"Il a fallu vingt ans pour que je sois diagnostiquée" : une association aide à mieux repérer l’autisme chez les personnes HPI
Sonia Fiquet est mère de famille et sait de quoi elle parle quand il s’agit d’autisme : ses trois enfants sont atteints de ce handicap (ne dites pas maladie). Elle le sait d’autant plus qu’elle a été elle-même diagnostiquée il y a quatre ans. À 51 ans, elle mettait alors enfin un nom sur des troubles que jusqu’à présent, les spécialistes rencontrés associaient à son autre particularité, être HPI, c’est-à-dire personne à haut potentiel intellectuel.
« Il a fallu vingt ans pour que je sois diagnostiquée autiste asperger. Ça a changé ma vie. Je comprenais enfin ce que l’on nomme la cécité contextuelle, qui suscite des comportements autocentrés. Pour moi, si quelqu’un faisait la tête, c’était forcément parce que j’avais fait quelque chose de mal. Tout cela rigidifie le handicap et je ne le voyais pas. »
Masquer les troublesProblème, les autres ne le voient pas non plus, car les personnes HPI atteintes d’autisme ont les capacités de compenser et de masquer leurs troubles. Chez elles, pas de manifestation extérieure comme chez les autres personnes autistes. « Tout reste à l’intérieur, mais le mécanisme est en marche, souligne Sonia Fiquet. L’autisme est un problème de synchronisation des synapses. Notre cerveau ne peut pas traiter correctement des infos trop denses. Avec des personnes HPI, qui ont la capacité de réguler leurs émotions, de s’adapter, on va croire que tout est OK alors qu’elles n’ont compris ni le contexte ni, parfois, de quoi on parle. »

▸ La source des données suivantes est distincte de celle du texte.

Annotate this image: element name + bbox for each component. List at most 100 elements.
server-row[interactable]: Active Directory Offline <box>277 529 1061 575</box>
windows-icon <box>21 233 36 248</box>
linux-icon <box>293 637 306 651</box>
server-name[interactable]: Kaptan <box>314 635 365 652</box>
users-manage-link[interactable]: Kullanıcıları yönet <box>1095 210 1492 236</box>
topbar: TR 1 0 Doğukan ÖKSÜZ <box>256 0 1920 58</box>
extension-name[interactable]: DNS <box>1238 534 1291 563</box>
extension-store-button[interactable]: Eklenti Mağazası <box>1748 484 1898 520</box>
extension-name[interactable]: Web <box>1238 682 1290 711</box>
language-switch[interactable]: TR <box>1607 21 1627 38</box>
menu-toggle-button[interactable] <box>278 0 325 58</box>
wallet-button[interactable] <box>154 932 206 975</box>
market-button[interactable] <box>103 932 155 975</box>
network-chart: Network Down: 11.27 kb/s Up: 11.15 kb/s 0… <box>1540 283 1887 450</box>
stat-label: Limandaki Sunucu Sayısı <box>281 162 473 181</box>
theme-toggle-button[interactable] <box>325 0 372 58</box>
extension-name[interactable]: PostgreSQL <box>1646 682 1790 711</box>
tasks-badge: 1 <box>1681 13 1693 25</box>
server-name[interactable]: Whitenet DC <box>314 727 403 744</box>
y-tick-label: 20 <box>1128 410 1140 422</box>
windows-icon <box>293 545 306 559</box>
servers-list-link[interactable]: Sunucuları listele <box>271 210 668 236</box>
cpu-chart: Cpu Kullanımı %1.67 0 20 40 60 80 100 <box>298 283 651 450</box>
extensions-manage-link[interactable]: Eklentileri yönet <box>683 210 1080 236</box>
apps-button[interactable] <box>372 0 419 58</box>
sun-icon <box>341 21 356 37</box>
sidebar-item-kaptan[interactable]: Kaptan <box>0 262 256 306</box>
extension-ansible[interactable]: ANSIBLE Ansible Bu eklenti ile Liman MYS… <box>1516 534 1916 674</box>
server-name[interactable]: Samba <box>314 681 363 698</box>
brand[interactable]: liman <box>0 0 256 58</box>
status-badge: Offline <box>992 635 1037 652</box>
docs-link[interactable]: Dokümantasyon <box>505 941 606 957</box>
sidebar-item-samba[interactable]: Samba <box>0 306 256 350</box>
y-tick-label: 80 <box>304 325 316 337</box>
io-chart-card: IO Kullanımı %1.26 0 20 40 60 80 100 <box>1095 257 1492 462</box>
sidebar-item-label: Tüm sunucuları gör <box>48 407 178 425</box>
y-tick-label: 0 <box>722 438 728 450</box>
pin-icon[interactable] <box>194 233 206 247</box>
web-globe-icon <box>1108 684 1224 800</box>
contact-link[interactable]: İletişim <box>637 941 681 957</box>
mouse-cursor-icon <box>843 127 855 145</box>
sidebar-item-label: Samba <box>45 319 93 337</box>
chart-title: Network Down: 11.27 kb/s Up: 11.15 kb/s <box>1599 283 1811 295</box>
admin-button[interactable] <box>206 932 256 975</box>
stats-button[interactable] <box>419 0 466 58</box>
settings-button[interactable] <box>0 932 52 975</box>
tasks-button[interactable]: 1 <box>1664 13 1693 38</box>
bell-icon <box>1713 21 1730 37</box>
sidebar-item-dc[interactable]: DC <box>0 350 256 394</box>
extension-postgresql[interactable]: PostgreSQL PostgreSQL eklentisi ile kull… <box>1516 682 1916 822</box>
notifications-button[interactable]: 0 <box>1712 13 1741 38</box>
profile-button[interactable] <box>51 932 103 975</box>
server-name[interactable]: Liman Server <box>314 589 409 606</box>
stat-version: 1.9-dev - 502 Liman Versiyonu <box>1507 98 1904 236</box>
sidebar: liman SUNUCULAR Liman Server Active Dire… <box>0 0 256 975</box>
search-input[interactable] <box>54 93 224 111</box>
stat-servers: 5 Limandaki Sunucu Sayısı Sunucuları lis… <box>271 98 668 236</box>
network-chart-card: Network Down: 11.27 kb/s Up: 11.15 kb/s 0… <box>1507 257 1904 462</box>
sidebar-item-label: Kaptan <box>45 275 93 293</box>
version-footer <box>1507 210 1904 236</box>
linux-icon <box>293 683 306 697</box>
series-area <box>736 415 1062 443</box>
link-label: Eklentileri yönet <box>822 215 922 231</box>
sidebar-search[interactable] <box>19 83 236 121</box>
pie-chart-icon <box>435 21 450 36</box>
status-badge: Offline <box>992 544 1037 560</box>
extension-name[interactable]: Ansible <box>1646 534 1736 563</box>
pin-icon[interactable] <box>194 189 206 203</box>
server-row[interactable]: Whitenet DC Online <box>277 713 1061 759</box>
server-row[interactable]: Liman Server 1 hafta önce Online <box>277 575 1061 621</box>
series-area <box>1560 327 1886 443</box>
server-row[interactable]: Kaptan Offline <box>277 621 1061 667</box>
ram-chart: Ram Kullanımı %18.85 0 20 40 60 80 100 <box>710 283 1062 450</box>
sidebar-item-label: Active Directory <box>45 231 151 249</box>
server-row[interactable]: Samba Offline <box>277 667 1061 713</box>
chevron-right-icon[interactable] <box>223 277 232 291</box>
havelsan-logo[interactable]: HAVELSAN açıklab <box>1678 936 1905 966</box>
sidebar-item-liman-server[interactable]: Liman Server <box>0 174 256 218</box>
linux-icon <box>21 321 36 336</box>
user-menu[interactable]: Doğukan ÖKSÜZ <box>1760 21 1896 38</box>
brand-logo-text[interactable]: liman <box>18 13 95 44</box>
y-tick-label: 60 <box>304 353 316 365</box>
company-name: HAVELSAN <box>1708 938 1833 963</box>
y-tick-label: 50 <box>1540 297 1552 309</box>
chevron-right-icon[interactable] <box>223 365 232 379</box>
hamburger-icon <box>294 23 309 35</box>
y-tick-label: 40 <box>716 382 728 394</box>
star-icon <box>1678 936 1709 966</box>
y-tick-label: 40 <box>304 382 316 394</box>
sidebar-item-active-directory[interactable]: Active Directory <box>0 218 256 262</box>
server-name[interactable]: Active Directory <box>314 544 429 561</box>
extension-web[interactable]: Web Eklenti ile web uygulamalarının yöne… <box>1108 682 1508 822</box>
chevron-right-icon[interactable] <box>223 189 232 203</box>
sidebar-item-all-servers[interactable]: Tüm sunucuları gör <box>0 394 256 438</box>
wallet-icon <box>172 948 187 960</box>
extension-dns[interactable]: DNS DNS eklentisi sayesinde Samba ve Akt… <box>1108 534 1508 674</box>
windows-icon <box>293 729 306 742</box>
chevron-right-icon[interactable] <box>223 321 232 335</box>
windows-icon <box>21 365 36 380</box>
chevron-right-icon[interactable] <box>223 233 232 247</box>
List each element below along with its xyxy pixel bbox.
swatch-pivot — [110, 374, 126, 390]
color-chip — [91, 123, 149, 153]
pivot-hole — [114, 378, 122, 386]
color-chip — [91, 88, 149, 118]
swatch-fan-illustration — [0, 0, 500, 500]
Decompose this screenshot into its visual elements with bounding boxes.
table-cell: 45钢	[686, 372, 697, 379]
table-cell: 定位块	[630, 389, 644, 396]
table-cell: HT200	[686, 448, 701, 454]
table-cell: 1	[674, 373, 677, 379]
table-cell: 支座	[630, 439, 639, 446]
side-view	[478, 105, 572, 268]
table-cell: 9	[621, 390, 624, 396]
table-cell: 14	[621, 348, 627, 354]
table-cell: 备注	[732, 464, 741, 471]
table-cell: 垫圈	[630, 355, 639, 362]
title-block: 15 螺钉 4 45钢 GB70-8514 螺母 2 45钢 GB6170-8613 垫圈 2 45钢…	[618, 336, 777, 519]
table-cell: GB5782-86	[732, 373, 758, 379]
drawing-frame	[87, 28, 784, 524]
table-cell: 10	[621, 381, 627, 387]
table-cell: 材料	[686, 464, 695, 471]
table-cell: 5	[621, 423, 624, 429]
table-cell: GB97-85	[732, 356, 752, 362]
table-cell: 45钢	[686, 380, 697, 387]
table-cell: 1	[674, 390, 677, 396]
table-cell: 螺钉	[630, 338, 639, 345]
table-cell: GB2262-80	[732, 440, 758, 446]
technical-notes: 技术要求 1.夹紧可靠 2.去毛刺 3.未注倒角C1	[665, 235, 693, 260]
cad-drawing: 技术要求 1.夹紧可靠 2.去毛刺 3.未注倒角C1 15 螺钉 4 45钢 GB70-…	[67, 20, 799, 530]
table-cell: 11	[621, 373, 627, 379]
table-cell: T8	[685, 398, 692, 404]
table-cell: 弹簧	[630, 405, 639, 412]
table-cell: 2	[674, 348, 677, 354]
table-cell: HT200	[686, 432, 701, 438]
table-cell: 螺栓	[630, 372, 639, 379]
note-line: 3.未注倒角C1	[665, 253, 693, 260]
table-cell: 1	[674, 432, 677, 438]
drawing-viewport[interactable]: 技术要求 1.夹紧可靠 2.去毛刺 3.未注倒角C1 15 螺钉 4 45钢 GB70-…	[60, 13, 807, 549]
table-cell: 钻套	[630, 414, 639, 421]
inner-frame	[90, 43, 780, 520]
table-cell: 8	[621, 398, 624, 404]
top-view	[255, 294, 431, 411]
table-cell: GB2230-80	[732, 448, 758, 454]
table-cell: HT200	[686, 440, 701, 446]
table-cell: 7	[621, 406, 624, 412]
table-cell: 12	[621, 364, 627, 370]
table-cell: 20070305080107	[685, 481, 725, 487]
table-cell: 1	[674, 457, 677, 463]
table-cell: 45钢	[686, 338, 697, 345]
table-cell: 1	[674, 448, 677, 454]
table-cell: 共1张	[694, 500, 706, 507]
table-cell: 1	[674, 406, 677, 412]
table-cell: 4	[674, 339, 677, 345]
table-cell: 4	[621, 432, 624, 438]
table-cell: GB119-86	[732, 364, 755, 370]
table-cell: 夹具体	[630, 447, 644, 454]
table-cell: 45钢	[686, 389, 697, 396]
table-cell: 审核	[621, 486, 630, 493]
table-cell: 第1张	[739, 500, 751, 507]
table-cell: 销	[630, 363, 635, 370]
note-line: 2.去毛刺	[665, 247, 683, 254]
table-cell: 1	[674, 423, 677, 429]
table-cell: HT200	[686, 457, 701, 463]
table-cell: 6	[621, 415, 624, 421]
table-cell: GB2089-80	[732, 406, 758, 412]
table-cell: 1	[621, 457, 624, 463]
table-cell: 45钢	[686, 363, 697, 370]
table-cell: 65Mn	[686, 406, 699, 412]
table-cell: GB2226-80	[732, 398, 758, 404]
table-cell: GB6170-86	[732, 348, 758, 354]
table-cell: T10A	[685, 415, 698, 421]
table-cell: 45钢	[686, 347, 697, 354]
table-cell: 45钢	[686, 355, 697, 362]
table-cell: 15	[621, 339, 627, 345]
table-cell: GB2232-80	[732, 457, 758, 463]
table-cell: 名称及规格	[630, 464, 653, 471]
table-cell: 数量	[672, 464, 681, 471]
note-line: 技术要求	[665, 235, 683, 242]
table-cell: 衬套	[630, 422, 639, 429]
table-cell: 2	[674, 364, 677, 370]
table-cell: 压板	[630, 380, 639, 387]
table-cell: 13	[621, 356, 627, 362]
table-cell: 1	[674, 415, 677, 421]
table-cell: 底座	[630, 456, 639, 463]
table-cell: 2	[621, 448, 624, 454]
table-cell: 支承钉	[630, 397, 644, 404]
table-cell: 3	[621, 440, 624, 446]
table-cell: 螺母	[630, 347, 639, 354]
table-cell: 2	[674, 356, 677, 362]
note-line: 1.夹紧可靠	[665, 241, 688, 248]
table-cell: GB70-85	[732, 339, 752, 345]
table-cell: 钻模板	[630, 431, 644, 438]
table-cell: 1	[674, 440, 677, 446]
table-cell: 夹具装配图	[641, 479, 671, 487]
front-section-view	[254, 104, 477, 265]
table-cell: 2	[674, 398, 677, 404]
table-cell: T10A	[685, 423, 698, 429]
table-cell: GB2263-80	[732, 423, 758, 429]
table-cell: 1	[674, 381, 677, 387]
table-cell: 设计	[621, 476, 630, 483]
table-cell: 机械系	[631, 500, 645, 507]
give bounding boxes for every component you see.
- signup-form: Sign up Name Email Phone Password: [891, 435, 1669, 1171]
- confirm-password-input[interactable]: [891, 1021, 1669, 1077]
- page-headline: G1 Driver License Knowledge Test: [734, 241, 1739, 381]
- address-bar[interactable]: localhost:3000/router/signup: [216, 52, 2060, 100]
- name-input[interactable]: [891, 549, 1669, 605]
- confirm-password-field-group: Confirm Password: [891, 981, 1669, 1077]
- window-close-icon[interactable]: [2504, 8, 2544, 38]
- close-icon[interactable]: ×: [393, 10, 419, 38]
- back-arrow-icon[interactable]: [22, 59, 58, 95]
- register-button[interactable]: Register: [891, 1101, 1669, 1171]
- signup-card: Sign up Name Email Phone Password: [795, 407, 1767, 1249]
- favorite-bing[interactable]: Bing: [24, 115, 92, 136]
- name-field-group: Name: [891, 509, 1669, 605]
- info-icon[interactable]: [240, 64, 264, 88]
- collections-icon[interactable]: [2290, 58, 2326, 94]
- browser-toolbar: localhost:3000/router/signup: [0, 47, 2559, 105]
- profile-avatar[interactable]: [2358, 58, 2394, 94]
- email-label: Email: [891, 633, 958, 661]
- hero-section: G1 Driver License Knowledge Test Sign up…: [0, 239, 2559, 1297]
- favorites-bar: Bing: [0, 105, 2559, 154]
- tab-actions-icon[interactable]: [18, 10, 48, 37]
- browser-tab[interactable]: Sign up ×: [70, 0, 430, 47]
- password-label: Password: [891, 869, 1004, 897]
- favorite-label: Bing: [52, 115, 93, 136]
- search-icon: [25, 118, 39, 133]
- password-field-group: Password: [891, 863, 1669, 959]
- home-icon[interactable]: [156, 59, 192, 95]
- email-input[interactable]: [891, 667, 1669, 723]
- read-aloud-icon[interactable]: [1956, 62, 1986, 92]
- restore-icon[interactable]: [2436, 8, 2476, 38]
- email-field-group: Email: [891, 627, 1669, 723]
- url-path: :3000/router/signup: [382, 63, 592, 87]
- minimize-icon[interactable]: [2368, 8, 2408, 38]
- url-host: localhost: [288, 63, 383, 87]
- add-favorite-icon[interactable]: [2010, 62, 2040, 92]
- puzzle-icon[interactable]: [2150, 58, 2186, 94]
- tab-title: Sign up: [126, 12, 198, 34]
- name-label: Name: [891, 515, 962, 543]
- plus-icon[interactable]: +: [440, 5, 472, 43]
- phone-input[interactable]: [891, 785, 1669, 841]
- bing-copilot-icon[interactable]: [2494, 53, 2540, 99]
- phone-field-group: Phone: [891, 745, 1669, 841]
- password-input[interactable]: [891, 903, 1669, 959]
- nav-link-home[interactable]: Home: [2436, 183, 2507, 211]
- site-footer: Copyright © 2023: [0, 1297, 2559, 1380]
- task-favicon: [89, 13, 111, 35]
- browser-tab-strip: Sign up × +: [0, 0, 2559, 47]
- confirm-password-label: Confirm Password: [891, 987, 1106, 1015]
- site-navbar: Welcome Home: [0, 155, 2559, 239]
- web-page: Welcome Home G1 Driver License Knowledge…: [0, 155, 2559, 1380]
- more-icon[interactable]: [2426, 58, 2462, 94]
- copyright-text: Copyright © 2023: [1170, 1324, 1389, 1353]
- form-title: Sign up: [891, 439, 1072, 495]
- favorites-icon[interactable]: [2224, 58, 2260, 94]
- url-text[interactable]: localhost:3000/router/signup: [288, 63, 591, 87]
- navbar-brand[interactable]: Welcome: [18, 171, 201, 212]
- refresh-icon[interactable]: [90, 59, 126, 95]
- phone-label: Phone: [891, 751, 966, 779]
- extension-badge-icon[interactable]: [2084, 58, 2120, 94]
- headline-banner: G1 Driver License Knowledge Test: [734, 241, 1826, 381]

Fragilité, vulnérabilité, suicidesRésultat, une fragilité, un stress qui touche tout autant les personnes HPI atteintes de troubles du spectre autistique. A fortiori si elles ne sont pas correctement diagnostiquées. « Le taux de suicide chez les autistes est presque trois fois supérieur à celui de la population normale. » Car avant cela, la fragilité peut se traduire par une exposition précoce à des maladies rares. « Ma fille aînée, qui n’accepte pas son autisme, souffre d’une maladie dégénérative de la moelle osseuse qui s’est déclarée à 23 ans alors qu’elle survient d’habitude beaucoup plus tard. »
Ou par une vulnérabilité plus grande : « Quand on souffre de TSA, on évalue encore plus mal les intentions des gens. Il y a ainsi beaucoup plus de personnes autistes victimes d’agressions sexuelles que dans la population générale », ajoute Sonia Fiquet, qui précise sans détours en avoir été elle-même victime dans son enfance.
Si le nombre de personnes atteintes de troubles autistiques est estimé à près de 600.000 en France (soit 0,89 % de la population), celui des personnes HPI-TSA n’est pas évalué. Sonia Fiquet avance tout de même une donnée : « 40 % des HPI qui consultent sont autistes. »
Améliorer l'accès au diagnosticEn première ligne, cette formatrice en communication relationnelle, basée à Avignon, a participé activement au lancement de l’association de défense des droits des personnes HPI et TSA, créée en novembre dernier, qu’elle préside. Premier objectif : améliorer l’accès au diagnostic. « Si les médecins, psychologues et psychiatres ne sont pas formés, ils ne nous voient pas. Des grilles de repérage sont en place, mais ça ne suffit pas. »
L’association milite aussi pour un meilleur accès à des thérapies comportementales adaptées. Et va commencer par une campagne de sensibilisation. Elle sera présente sur le salon de AutiChance, le 17 février, sur le campus de Paris-Cergy, et tiendra sa première assemblée générale le 29 février.